Quanto mais nos aproximamos da verdade acerca de nós mesmos, mais desejamos nos afastar dela. Porque nos machuca, fere fundo demais saber o quanto somos frágeis, carentes e limitados. Quanta “sorte” tivemos até agora de ninguém perceber nossas fragilidades e se aproveitar delas! Ledo engano. Os outros sabem, sim, o quanto somos fracos e metidos a ser o que imaginamos ser. Eles nos acompanham assim como nós os acompanhamos, e, assim como sabemos deles, eles sabem de nós. Apenas não podem perder o precioso tempo deles conosco. Imagine! Estão atentos a inventar e protagonizar o personagem da história com o qual enganam a todos.
É necessário que alguma coisa nos falte ou aconteça, talvez um forte apelo à nossa humanidade ou algo que deveria estar, mas não está, nem sabemos o que seja. Uma perda irreparável, talvez uma doença, fracasso ou desemprego (o maior de todos os medos atuais). Há muito o que pensar e um esforço sobre-humano a realizar dentro e fora de nós. Precisamos ultrapassar velhos limites e nos vencer.
Recentemente extraí um nódulo cancerígeno do fígado e estou sob rigoroso tratamento contra o vírus da hepatite C. São oito comprimidos diários. As reações são parecidas com as da quimioterapia. Tontura, vômito, falta de apetite, falta de sono, dores horríveis e não posso tomar analgésicos, desorientação (outro dia nem sabia quem eu era, em um supermercado), tristeza, depressão e até inclinação ao suicídio. Ontem fui atendido pela médica que acompanha o meu tratamento no Hospital das Clínicas.
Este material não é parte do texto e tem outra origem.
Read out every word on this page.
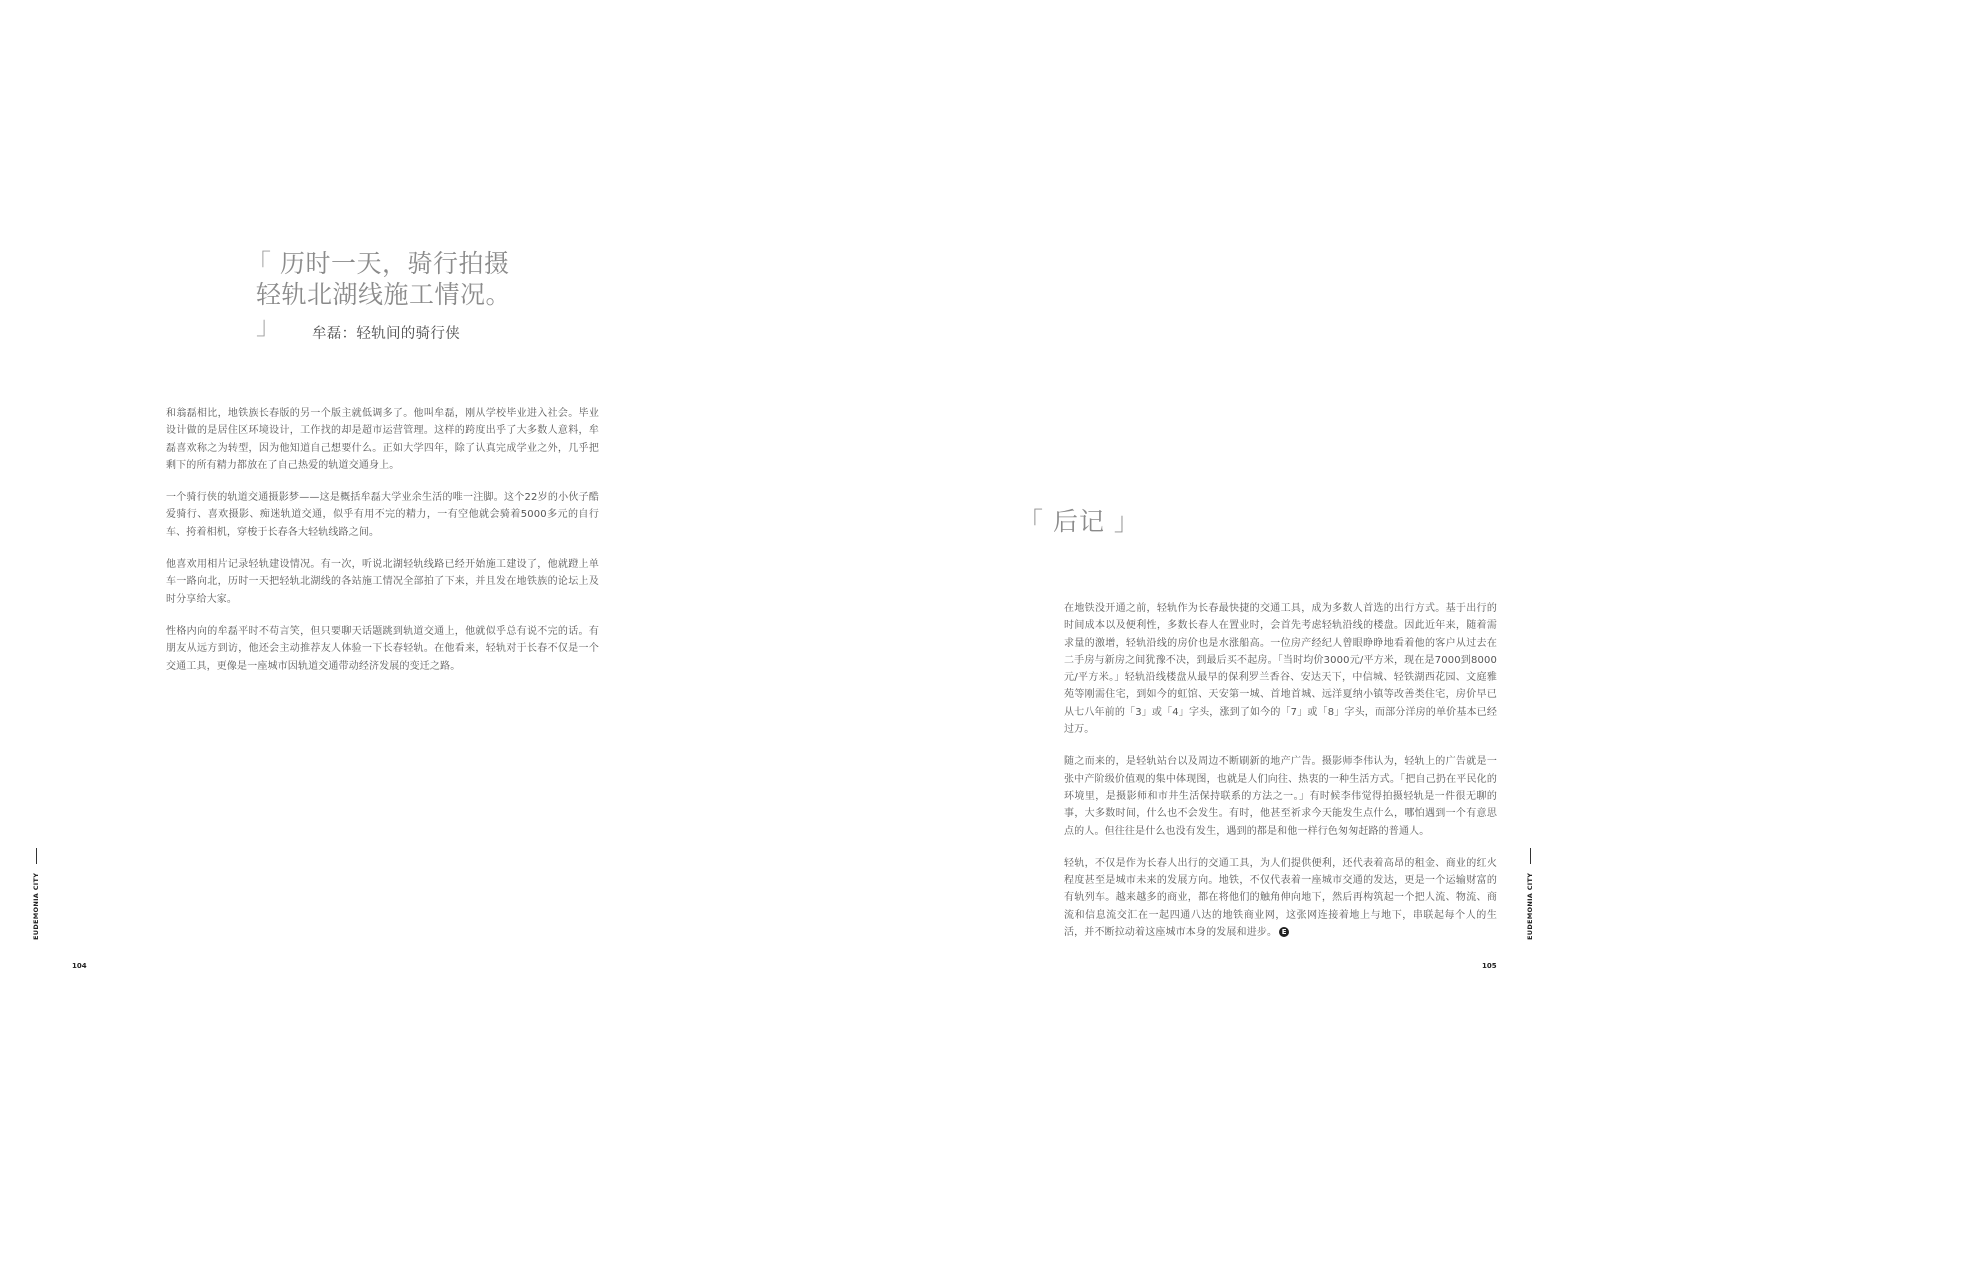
「 历时一天，骑行拍摄
轻轨北湖线施工情况。 」	牟磊：轻轨间的骑行侠

和翁磊相比，地铁族长春版的另一个版主就低调多了。他叫牟磊，刚从学校毕业进入社会。毕业设计做的是居住区环境设计，工作找的却是超市运营管理。这样的跨度出乎了大多数人意料，牟磊喜欢称之为转型，因为他知道自己想要什么。正如大学四年，除了认真完成学业之外，几乎把剩下的所有精力都放在了自己热爱的轨道交通身上。

一个骑行侠的轨道交通摄影梦——这是概括牟磊大学业余生活的唯一注脚。这个22岁的小伙子酷爱骑行、喜欢摄影、痴迷轨道交通，似乎有用不完的精力，一有空他就会骑着5000多元的自行车、挎着相机，穿梭于长春各大轻轨线路之间。

他喜欢用相片记录轻轨建设情况。有一次，听说北湖轻轨线路已经开始施工建设了，他就蹬上单车一路向北，历时一天把轻轨北湖线的各站施工情况全部拍了下来，并且发在地铁族的论坛上及时分享给大家。

性格内向的牟磊平时不苟言笑，但只要聊天话题跳到轨道交通上，他就似乎总有说不完的话。有朋友从远方到访，他还会主动推荐友人体验一下长春轻轨。在他看来，轻轨对于长春不仅是一个交通工具，更像是一座城市因轨道交通带动经济发展的变迁之路。

EUDEMONIA CITY
104
「 后记 」

在地铁没开通之前，轻轨作为长春最快捷的交通工具，成为多数人首选的出行方式。基于出行的时间成本以及便利性，多数长春人在置业时，会首先考虑轻轨沿线的楼盘。因此近年来，随着需求量的激增，轻轨沿线的房价也是水涨船高。一位房产经纪人曾眼睁睁地看着他的客户从过去在二手房与新房之间犹豫不决，到最后买不起房。「当时均价3000元/平方米，现在是7000到8000元/平方米。」轻轨沿线楼盘从最早的保利罗兰香谷、安达天下，中信城、轻铁湖西花园、文庭雅苑等刚需住宅，到如今的虹馆、天安第一城、首地首城、远洋夏纳小镇等改善类住宅，房价早已从七八年前的「3」或「4」字头，涨到了如今的「7」或「8」字头，而部分洋房的单价基本已经过万。

随之而来的，是轻轨站台以及周边不断刷新的地产广告。摄影师李伟认为，轻轨上的广告就是一张中产阶级价值观的集中体现图，也就是人们向往、热衷的一种生活方式。「把自己扔在平民化的环境里，是摄影师和市井生活保持联系的方法之一。」有时候李伟觉得拍摄轻轨是一件很无聊的事，大多数时间，什么也不会发生。有时，他甚至祈求今天能发生点什么，哪怕遇到一个有意思点的人。但往往是什么也没有发生，遇到的都是和他一样行色匆匆赶路的普通人。

轻轨，不仅是作为长春人出行的交通工具，为人们提供便利，还代表着高昂的租金、商业的红火程度甚至是城市未来的发展方向。地铁，不仅代表着一座城市交通的发达，更是一个运输财富的有轨列车。越来越多的商业，都在将他们的触角伸向地下，然后再构筑起一个把人流、物流、商流和信息流交汇在一起四通八达的地铁商业网，这张网连接着地上与地下，串联起每个人的生活，并不断拉动着这座城市本身的发展和进步。 E	EUDEMONIA CITY
105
Ela chegou fazendo uma pergunta que era mais uma afirmativa. Eu devia estar cansado, dizia ela. Respondi que não me sentia assim: estava bem. Ela disse que havia dito aquilo porque meu exame de sangue recente indicava deficiência de ferro. Eu estava sofrendo de anemia. Respondi que não estava me sentindo assim, pois havia ido à academia no dia anterior e ralei até não querer mais. Sentia-me disposto e forte como um touro, apesar dos meus 64 anos.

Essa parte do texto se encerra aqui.